Shortly after taking office, López Obrador vowed to combat theft of fuel from government pipelines, admittedly an enormous problem in Mexico

It's not just a matter of individuals ripping off a few gallons of gas to make a few pesos on the side, but the work of organized gangs, some connected with the drug cartels, sometimes in cahoots with employees of the government-owned oil company Pemex—or any or all of the above. Last year Pemex lost an estimated US$3.4 billion-worth of gasoline to fuel thieves, known as huachicoleros

What, me worry?
My dentist, Dr. Herrera, while drilling one of my molars three weeks ago, put most of the blame on Pemex employees. "The bandits who tap pipelines don't drill using small power drills from Home Depot," he said angrily. "These are inside jobs tolerated by Pemex and the government." My dentist also doesn't have any use for López Obrador or anything he does or might do. 

You may rinse now. 

According to some newspapers, López Obrador's plan, announced on Dec. 27, to combat fuel theft by moving the gasoline by over-the-road tanker trucks— thus bypassing some of the most affected pipelines—has backfired by creating "logistical problems in the delivery system." 

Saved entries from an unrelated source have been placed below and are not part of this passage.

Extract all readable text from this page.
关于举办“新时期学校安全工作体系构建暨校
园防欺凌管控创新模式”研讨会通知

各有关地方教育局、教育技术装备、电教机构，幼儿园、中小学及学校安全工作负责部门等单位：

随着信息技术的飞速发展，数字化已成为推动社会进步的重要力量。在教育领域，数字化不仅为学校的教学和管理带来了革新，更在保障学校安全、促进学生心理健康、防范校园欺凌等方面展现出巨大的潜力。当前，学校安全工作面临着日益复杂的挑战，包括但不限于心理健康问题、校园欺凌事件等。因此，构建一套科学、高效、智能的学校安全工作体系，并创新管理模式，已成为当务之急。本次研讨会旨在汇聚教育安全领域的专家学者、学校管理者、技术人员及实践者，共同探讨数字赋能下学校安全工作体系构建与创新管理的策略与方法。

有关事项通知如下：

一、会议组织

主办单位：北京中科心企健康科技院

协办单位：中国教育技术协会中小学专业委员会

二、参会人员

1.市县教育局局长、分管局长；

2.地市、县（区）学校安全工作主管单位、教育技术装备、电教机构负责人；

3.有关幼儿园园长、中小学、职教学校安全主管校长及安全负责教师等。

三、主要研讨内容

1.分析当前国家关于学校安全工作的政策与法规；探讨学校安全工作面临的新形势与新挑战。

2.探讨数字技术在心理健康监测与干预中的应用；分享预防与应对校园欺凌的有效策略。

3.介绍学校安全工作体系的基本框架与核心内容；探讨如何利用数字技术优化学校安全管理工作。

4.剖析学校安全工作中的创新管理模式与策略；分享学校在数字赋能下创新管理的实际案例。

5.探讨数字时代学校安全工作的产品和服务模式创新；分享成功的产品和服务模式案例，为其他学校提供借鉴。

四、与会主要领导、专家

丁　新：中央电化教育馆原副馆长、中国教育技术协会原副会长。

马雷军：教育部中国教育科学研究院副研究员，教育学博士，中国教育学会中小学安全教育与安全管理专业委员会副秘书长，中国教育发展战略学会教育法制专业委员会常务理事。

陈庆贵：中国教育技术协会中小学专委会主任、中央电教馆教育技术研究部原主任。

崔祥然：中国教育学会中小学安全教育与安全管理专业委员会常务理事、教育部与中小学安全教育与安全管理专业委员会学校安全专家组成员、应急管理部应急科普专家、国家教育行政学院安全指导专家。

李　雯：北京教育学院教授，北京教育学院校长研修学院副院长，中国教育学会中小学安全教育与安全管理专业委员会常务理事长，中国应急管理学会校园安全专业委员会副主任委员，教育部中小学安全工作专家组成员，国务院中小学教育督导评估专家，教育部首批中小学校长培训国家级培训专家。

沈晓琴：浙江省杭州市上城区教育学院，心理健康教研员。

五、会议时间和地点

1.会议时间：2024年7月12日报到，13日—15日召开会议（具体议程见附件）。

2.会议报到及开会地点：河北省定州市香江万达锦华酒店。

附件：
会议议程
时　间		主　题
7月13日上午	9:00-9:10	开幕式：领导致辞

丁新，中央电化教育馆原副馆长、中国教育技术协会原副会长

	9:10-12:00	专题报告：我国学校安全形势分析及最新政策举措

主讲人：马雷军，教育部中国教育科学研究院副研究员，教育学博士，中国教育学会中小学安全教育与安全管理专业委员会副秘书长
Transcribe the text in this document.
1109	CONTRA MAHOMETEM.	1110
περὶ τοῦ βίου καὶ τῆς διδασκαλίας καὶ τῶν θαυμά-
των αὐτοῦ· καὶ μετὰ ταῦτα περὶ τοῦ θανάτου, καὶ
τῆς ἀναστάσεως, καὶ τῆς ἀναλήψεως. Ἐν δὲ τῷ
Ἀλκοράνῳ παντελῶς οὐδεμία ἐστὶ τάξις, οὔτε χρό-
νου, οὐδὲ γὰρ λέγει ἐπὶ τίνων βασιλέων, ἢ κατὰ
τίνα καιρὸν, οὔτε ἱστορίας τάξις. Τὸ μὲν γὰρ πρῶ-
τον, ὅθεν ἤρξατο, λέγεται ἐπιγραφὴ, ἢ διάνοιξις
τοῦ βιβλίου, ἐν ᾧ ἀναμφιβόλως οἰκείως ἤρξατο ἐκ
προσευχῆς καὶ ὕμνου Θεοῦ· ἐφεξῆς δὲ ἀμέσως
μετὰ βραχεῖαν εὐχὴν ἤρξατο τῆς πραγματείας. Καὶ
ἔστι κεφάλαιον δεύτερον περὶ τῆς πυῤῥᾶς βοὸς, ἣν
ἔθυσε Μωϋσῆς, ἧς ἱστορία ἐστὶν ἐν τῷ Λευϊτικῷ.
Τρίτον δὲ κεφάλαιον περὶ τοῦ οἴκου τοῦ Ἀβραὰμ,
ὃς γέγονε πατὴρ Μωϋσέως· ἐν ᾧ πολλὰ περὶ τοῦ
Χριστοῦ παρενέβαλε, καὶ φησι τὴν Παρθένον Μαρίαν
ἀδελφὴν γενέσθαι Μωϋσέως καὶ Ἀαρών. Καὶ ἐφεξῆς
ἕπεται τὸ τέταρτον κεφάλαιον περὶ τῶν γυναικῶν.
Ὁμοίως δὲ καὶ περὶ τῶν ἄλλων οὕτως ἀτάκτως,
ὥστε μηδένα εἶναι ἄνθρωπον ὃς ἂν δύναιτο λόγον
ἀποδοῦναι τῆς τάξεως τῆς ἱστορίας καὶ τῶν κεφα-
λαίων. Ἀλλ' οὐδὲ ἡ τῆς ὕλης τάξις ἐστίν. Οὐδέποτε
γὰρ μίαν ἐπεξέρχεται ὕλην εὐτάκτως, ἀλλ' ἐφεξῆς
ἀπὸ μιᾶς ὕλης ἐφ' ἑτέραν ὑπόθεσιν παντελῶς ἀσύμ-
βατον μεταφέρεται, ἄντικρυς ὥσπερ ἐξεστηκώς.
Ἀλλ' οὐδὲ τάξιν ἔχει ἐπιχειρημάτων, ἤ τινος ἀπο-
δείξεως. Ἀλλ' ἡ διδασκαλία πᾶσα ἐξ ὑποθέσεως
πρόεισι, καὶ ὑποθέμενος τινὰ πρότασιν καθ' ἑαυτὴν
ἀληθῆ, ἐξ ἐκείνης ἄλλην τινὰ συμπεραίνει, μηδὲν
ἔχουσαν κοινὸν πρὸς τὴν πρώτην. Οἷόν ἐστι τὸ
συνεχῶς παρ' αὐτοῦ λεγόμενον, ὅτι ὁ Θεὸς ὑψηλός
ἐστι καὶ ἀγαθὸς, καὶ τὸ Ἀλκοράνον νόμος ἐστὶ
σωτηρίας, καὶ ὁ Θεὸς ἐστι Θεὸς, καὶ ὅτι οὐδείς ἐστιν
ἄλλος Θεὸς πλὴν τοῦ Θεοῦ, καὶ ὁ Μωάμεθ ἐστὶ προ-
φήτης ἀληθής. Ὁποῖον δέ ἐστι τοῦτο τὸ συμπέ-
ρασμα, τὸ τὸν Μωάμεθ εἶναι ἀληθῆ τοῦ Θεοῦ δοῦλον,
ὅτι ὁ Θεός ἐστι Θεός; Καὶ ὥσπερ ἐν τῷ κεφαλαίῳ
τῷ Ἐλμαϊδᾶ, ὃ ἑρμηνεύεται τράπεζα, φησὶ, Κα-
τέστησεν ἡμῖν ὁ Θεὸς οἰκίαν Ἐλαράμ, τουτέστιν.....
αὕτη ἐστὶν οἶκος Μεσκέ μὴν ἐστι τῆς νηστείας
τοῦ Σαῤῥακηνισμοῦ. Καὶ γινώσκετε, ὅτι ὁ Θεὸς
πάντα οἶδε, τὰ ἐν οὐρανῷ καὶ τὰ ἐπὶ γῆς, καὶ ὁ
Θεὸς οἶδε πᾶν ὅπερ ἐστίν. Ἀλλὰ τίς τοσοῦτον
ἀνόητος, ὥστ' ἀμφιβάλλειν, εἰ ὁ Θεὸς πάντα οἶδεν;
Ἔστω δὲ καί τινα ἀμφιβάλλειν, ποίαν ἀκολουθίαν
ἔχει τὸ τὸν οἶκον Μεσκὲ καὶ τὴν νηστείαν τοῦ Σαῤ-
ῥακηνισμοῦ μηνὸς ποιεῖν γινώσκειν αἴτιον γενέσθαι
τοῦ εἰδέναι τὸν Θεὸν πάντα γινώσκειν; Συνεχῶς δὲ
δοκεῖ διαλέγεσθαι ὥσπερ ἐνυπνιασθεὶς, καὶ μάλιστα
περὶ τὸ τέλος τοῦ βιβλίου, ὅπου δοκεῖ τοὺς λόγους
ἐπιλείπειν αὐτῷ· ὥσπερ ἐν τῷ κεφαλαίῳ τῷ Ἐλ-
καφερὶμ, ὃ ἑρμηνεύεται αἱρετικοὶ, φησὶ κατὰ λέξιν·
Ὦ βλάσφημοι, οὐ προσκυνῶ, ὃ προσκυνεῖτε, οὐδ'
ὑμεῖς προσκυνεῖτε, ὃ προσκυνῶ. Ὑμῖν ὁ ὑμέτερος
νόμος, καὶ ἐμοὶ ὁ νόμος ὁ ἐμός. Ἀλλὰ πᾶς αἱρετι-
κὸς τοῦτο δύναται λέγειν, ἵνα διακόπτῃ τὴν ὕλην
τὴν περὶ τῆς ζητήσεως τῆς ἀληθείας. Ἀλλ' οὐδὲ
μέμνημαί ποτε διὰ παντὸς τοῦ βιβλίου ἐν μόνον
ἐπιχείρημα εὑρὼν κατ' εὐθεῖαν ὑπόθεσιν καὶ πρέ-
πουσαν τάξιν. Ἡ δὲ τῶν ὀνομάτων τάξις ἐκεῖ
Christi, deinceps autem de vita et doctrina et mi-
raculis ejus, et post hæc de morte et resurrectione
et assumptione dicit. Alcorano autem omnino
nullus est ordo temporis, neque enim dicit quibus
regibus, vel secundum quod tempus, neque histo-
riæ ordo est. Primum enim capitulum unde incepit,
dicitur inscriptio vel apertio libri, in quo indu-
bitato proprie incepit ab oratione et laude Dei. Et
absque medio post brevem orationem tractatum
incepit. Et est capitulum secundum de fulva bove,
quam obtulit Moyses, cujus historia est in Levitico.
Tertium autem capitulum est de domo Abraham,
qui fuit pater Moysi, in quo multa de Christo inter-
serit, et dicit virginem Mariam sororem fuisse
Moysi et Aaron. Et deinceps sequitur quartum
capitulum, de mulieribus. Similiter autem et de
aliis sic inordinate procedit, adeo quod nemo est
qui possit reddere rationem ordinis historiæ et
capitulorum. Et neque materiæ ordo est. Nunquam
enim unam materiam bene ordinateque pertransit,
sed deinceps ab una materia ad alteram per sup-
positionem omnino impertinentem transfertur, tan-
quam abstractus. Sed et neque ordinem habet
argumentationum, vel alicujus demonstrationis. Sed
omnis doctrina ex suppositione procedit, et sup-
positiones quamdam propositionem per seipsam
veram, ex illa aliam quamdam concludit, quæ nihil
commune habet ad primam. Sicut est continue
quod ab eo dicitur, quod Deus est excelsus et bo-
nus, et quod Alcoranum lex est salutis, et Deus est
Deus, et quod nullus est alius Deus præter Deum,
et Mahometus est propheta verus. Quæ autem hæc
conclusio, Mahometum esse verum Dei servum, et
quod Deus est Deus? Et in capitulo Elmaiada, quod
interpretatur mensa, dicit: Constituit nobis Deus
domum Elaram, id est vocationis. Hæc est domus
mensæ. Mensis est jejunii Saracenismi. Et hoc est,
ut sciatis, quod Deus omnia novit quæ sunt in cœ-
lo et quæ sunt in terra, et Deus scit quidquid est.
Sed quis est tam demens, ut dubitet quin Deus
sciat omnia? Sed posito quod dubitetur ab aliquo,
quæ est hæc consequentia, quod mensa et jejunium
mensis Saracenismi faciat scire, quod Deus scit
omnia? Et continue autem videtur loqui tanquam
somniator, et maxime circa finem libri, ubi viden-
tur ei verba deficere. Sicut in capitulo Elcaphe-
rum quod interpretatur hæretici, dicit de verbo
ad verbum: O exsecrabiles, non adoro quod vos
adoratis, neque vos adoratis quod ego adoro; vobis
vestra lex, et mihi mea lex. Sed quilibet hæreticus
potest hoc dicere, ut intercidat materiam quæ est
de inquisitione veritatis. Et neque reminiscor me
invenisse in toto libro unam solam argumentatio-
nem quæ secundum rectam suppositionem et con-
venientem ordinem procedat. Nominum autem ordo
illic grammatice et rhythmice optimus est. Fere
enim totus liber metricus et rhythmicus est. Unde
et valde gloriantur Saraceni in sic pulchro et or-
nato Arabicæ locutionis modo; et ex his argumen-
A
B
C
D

I'd say. A few weeks ago, Stew and I witnessed a caravan of perhaps a dozen Pemex tanker trucks, lumbering through the nearby town of Celaya, guarded by at least half as many army vehicles with heavily armed personnel. It was an impressive show of force and security, but it didn't look like a particularly efficient way to move fuel from the refineries to the gas stations. 

The López Obrador-friendly newspaper La Jornada cited such "logistical problems" for the snafu at the gas stations in nine states, including our own Guanajuato. The government insists the issues are not lack of fuel, or escasez, or price fixing or speculation, but delivery problems, or desabastecimiento. Ah, so.

The plan by Stew and me to drive to San Antonio tomorrow morning thus has been complicated a bit, by potential gasoline shortages along the way. We might take a five-gallon gasoline container just in case. 

Then there are reported delays of up to 12 hours at the Laredo border crossings, caused by the closure of some U.S. government operations, as President Trump insists on spending $5.6 billion on The Wall along the border with Mexico, supposedly to prevent terrorists, narco-traffickers, murderers, jaywalkers, rapists and hundreds of thousands, maybe millions, of other brown-skinned ne'er-do-wells from getting across. 

It should be a challenging drive, now complicated immensely by governments on both sides of the border led by idiots.